Por Urgewald
Comunicado de Imprensa: Berlim, Brasília, Buenos Aires, Cidade do México, 01.10.2025
Cinco semanas antes da cúpula do clima da ONU em Belém, Brasil (COP30), um estudo publicado hoje revela quais empresas são responsáveis pela expansão massiva das atividades de combustíveis fósseis na América Latina e no Caribe – e quais bancos e investidores apoiam essas atividades. As editoras são as ONGs urgewald (Alemanha), Arayara International Institute (Brasil), FARN (Argentina), Conexiones Climáticas (México) e Amazon Watch (EUA/Peru/Equador). Paralelamente ao estudo, foram publicados dois painéis interativos online que mostram onde os projetos de expansão atuais estão planejados e quais corporações são responsáveis por cada um, bem como quais bancos e investidores estão por trás deles.
Estudo para download:
https://cloud.urgewald.org/index.php/s/7GJAkNcQeCFtW4A
Painel sobre projetos de expansão fóssil:
http://monitor.whofundsfossilfuels.com/
Painel financeiro:
http://monitor.fossilfuelfinance.com/
O estudo revela as 190 empresas de 42 países que estão explorando ou desenvolvendo novos campos de petróleo e gás ou desenvolvendo novas infraestruturas de combustíveis fósseis na região. “A América Latina e o Caribe são um hotspot global de expansão de combustíveis fósseis. Corporações poderosas como Petrobras, ExxonMobil, YPF e Chevron estão determinadas a extrair o máximo possível de petróleo e gás antes que seus negócios sejam interrompidos por metas políticas líquidas zero”, diz Heffa Schücking, diretor administrativo da urgewald e principal autor do relatório.
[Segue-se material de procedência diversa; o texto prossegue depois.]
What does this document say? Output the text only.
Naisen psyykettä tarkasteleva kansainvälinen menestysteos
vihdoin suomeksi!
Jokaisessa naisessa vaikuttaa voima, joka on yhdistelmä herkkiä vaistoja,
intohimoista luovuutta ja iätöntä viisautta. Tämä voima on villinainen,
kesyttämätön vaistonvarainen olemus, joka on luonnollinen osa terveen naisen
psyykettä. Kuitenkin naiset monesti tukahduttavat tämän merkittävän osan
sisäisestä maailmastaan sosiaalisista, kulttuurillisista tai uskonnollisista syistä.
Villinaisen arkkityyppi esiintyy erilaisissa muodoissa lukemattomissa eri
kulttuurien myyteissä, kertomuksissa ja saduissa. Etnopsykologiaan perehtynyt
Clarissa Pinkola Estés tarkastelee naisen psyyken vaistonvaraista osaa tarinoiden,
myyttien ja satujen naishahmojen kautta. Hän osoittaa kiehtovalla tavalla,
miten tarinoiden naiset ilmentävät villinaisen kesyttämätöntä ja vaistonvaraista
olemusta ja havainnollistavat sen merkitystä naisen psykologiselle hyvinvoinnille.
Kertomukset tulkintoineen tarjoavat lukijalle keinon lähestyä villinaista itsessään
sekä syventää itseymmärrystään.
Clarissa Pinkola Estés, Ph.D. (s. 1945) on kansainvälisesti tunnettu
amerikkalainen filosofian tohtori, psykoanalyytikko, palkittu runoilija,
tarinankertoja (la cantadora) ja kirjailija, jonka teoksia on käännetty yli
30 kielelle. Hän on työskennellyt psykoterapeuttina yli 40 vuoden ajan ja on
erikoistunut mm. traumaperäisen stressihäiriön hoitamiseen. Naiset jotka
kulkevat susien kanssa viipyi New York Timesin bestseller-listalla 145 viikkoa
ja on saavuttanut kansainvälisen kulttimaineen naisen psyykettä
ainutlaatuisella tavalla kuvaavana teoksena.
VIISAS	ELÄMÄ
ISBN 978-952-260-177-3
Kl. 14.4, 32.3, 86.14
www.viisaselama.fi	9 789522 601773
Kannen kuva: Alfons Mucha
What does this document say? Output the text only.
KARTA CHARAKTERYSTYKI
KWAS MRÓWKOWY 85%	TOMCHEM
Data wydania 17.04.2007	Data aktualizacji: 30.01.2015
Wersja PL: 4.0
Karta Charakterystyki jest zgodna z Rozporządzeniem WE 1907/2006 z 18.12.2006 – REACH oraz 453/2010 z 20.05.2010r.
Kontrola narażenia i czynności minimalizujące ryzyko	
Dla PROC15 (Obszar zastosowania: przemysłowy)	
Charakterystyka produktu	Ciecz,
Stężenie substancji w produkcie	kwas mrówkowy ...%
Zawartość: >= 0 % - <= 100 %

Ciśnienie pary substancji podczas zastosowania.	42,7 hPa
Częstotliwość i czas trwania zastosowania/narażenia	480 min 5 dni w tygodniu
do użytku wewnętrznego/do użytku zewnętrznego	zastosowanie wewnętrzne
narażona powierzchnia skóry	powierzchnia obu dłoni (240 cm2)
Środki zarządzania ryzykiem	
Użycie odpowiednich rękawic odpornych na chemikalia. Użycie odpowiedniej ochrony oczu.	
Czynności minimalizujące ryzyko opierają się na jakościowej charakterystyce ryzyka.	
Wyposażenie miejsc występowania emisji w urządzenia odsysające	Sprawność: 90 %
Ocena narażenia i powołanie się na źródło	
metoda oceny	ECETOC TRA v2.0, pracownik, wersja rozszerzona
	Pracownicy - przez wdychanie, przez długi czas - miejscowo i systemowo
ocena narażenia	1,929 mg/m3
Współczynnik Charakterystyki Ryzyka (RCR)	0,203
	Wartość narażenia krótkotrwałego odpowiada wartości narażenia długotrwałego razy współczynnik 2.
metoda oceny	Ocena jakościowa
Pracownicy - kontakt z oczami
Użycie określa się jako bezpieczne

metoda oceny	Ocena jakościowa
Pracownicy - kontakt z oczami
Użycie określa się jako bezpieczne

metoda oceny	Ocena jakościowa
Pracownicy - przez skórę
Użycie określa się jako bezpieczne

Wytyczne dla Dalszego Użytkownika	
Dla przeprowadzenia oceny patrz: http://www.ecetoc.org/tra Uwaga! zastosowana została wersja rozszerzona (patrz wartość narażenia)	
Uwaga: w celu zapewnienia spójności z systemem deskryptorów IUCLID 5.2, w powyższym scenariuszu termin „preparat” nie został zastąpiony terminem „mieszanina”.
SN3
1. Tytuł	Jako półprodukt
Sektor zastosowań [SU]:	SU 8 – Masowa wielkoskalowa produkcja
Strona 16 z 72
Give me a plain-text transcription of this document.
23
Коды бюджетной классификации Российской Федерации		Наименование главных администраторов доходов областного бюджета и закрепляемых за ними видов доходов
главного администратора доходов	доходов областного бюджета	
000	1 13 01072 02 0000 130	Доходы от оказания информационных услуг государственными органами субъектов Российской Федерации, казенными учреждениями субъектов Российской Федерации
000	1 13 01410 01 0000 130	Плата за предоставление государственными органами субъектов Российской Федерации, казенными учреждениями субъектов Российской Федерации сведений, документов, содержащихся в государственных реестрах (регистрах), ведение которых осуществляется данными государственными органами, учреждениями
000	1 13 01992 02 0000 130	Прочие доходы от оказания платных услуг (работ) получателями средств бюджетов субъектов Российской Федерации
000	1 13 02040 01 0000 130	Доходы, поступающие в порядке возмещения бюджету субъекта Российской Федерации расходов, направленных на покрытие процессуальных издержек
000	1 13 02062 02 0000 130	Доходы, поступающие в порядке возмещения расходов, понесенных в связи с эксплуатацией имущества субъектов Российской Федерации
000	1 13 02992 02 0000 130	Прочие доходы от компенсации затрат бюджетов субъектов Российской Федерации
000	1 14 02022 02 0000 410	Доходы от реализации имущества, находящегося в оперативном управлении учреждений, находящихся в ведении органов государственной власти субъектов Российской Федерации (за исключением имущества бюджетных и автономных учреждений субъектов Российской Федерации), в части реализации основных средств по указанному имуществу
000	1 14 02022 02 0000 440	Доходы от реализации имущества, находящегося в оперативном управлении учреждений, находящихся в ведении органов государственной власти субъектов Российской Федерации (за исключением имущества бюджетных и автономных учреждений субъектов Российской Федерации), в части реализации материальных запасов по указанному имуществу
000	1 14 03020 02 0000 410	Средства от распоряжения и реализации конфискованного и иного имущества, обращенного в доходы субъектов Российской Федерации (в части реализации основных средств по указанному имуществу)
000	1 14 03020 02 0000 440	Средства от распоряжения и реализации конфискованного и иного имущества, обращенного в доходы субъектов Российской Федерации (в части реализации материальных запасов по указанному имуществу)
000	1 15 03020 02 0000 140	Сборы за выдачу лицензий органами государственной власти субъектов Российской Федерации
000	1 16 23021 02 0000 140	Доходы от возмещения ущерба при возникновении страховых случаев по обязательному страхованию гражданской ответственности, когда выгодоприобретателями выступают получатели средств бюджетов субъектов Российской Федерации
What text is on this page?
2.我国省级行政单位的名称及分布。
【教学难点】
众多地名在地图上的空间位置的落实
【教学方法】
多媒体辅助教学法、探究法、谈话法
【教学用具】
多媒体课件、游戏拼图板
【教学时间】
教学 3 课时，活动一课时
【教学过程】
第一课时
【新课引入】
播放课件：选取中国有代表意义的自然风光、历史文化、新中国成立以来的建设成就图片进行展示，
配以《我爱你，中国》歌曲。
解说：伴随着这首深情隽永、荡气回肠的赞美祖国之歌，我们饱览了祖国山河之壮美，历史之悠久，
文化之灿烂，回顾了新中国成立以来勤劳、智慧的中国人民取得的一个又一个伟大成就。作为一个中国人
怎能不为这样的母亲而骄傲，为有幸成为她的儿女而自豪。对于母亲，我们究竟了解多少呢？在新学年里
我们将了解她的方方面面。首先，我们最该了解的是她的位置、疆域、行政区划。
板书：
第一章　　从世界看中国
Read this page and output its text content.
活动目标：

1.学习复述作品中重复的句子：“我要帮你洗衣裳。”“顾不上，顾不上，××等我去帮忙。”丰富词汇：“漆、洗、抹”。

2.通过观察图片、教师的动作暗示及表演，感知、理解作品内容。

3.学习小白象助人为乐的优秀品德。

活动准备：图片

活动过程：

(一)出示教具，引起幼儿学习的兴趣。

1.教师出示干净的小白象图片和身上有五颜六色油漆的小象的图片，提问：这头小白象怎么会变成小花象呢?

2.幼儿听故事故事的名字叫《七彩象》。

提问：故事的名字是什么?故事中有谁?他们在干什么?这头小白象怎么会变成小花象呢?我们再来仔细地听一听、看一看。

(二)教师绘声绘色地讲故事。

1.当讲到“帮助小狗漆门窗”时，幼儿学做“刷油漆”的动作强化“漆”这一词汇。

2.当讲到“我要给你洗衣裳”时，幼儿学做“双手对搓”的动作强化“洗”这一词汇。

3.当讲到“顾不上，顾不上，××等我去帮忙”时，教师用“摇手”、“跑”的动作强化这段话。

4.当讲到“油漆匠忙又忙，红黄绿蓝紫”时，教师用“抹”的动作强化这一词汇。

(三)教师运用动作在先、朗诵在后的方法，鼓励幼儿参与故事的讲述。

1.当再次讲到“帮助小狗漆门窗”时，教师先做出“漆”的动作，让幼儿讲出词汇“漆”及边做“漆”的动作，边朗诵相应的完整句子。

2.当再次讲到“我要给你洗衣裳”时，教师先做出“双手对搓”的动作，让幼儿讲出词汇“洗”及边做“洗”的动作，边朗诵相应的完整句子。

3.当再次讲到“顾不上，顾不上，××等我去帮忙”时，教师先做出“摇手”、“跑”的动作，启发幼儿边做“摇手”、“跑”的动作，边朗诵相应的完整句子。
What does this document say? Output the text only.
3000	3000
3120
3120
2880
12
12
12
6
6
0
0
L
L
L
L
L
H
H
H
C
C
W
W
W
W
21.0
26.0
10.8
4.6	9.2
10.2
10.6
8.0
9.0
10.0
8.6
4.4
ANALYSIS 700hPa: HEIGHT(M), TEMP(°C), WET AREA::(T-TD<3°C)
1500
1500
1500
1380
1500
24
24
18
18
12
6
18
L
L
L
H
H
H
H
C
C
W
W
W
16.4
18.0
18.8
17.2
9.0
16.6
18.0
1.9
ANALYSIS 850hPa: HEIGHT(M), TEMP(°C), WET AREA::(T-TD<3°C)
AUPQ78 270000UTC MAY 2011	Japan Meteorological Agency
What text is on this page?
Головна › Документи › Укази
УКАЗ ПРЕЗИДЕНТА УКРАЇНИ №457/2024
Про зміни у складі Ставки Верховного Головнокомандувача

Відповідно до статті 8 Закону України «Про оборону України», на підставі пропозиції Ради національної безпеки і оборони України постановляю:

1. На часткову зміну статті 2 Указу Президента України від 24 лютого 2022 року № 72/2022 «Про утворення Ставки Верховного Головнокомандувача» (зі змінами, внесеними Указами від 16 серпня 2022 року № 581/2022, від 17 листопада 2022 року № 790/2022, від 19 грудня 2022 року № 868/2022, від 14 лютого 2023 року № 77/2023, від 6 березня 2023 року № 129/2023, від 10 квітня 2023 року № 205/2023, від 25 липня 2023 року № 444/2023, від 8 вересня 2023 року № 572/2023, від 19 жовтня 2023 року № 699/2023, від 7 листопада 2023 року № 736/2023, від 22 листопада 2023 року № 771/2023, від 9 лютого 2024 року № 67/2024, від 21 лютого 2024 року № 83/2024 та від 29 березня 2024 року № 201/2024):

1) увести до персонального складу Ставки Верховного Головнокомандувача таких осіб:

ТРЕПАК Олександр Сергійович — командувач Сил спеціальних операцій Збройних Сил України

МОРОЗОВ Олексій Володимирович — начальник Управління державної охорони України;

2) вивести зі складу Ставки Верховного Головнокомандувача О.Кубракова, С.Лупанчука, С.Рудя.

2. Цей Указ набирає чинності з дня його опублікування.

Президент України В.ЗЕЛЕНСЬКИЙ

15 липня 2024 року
47% de todas as novas reservas de petróleo e gás atualmente em desenvolvimento na América Latina e no Caribe estão localizadas no Brasil, país anfitrião da COP 30. A ANP, reguladora de petróleo do Brasil, está liberando muitas das regiões ecologicamente mais sensíveis do país para a exploração de petróleo e gás – incluindo o Sistema de Grandes Recifes Amazônicos e antigas áreas protegidas na região amazônica.
“A Amazônia já está ameaçada de extinção e agora seu futuro está sendo vendido para extrair petróleo lá por algumas décadas”, diz Nicole Figueiredo de Oliveira, diretora-executiva da Arayara. A estatal brasileira Petrobras é a maior desenvolvedora individual de novos campos de petróleo e gás na América Latina e no Caribe, respondendo por 29% do total. “O governo brasileiro afirma estar avançando com a transição energética, mas não tem sequer um plano para a transformação de sua própria petroleira”, critica Oliveira.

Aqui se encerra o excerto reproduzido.